| HN Mirror

it reads as very mid-level - enough technical depth to identify problems, but not enough to know where to focus. The major point of writing post mortem documentation is to identify your own flaws and risks that led to the issue, so you can fix your own stuff, not to throw a list of action items over the fence. you especially do not write somebody else a bunch of action items without getting their review before publishing.

first off, you are building and running a DBA agent in production, so as a reviewer I want to know why the deployment pipeline for your agent didn't catch this error. What test are you missing? How are you going to improve the test harness for the future?

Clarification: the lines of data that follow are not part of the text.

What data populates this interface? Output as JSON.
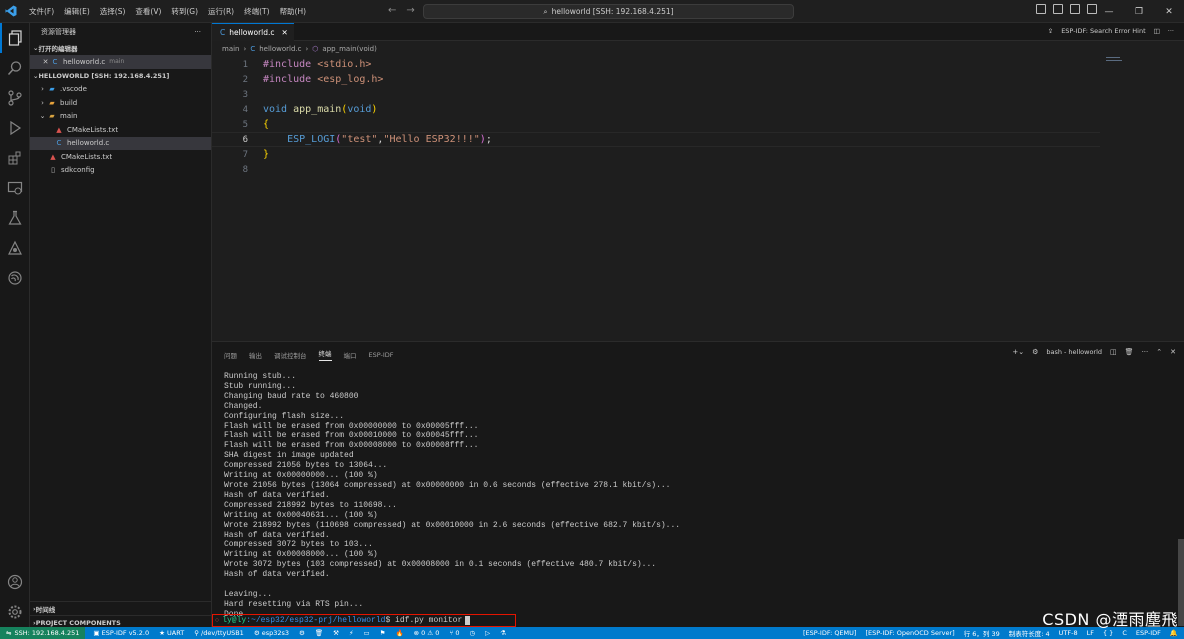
{
  "titlebar": {
    "menu": [
      "文件(F)",
      "编辑(E)",
      "选择(S)",
      "查看(V)",
      "转到(G)",
      "运行(R)",
      "终端(T)",
      "帮助(H)"
    ],
    "command_center": "helloworld [SSH: 192.168.4.251]",
    "accent": "#0078d4"
  },
  "sidebar": {
    "title": "资源管理器",
    "open_editors_label": "打开的编辑器",
    "open_editor_file": "helloworld.c",
    "open_editor_dir": "main",
    "workspace_label": "HELLOWORLD [SSH: 192.168.4.251]",
    "tree": [
      {
        "name": ".vscode",
        "kind": "folder",
        "depth": 1
      },
      {
        "name": "build",
        "kind": "folder",
        "depth": 1
      },
      {
        "name": "main",
        "kind": "folder-open",
        "depth": 1
      },
      {
        "name": "CMakeLists.txt",
        "kind": "cmake",
        "depth": 2
      },
      {
        "name": "helloworld.c",
        "kind": "c",
        "depth": 2
      },
      {
        "name": "CMakeLists.txt",
        "kind": "cmake",
        "depth": 1
      },
      {
        "name": "sdkconfig",
        "kind": "file",
        "depth": 1
      }
    ],
    "timeline_label": "时间线",
    "project_components_label": "PROJECT COMPONENTS"
  },
  "editor": {
    "tab_label": "helloworld.c",
    "hint": "ESP-IDF: Search Error Hint",
    "breadcrumb": [
      "main",
      "helloworld.c",
      "app_main(void)"
    ],
    "line_numbers": [
      "1",
      "2",
      "3",
      "4",
      "5",
      "6",
      "7",
      "8"
    ],
    "lines": {
      "l1a": "#include",
      "l1b": "<stdio.h>",
      "l2a": "#include",
      "l2b": "<esp_log.h>",
      "l4a": "void",
      "l4b": "app_main",
      "l4c": "(",
      "l4d": "void",
      "l4e": ")",
      "l5": "{",
      "l6a": "ESP_LOGI",
      "l6b": "(",
      "l6c": "\"test\"",
      "l6d": ",",
      "l6e": "\"Hello ESP32!!!\"",
      "l6f": ")",
      "l6g": ";",
      "l7": "}"
    }
  },
  "panel": {
    "tabs": [
      "问题",
      "输出",
      "调试控制台",
      "终端",
      "端口",
      "ESP-IDF"
    ],
    "active_tab": "终端",
    "terminal_name": "bash - helloworld",
    "output": [
      "Running stub...",
      "Stub running...",
      "Changing baud rate to 460800",
      "Changed.",
      "Configuring flash size...",
      "Flash will be erased from 0x00000000 to 0x00005fff...",
      "Flash will be erased from 0x00010000 to 0x00045fff...",
      "Flash will be erased from 0x00008000 to 0x00008fff...",
      "SHA digest in image updated",
      "Compressed 21056 bytes to 13064...",
      "Writing at 0x00000000... (100 %)",
      "Wrote 21056 bytes (13064 compressed) at 0x00000000 in 0.6 seconds (effective 278.1 kbit/s)...",
      "Hash of data verified.",
      "Compressed 218992 bytes to 110698...",
      "Writing at 0x00040631... (100 %)",
      "Wrote 218992 bytes (110698 compressed) at 0x00010000 in 2.6 seconds (effective 682.7 kbit/s)...",
      "Hash of data verified.",
      "Compressed 3072 bytes to 103...",
      "Writing at 0x00008000... (100 %)",
      "Wrote 3072 bytes (103 compressed) at 0x00008000 in 0.1 seconds (effective 480.7 kbit/s)...",
      "Hash of data verified.",
      "",
      "Leaving...",
      "Hard resetting via RTS pin...",
      "Done"
    ],
    "prompt_user": "ly@ly",
    "prompt_path": ":~/esp32/esp32-prj/helloworld",
    "prompt_cmd": "$ idf.py monitor"
  },
  "statusbar": {
    "remote": "SSH: 192.168.4.251",
    "idf_version": "ESP-IDF v5.2.0",
    "flash_method": "UART",
    "port": "/dev/ttyUSB1",
    "target": "esp32s3",
    "problems": "0",
    "warnings": "0",
    "ports": "0",
    "qemu": "[ESP-IDF: QEMU]",
    "openocd": "[ESP-IDF: OpenOCD Server]",
    "cursor_pos": "行 6，列 39",
    "indent": "制表符长度: 4",
    "encoding": "UTF-8",
    "eol": "LF",
    "braces": "{ }",
    "language": "C",
    "idf_label": "ESP-IDF"
  },
  "watermark": "CSDN @湮雨塵飛"
}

Id also want to hear about industry best practices, based on comments in this thread, "NEVER FUCKING GUESS" is a prompting anti-pattern that creates more desperate outputs to get the calls done, but id expect your prompt to have a line for output formatting like "this operation cannot be completed with the given api key"

there are also dev ops best practices - you should be deploying your db changes like you deploy code, with code review. You should have a really good reason to skip running db migrations through a deployment pipeline with appropriate tests all the way through, to instead use your dba agent separately for each stage. Its pretty standard that teams use agents to produce deterministic code, then deploy that; thats a simple process change that would mitigate most of the deleting prod risk. Did your changes to production follow something like a 2 person review? have two people look at the commands to run before running them? why not?

the agent response accurately points out a risk which goes unaddressed - why do you have staging and prod commingled? Have you fixed that problem yet by making a second account or volume or whatever that gives you stage isolation? if you are purposefully having staging run against the prod tables, staging is prod

a senior post mortem should be clearly actionable by your own team to make that not happen again. You own your system, not cursor or railway. Maybe you considered these things in a different document, but the only other thing you point at is that you first wanted to blame anthropic.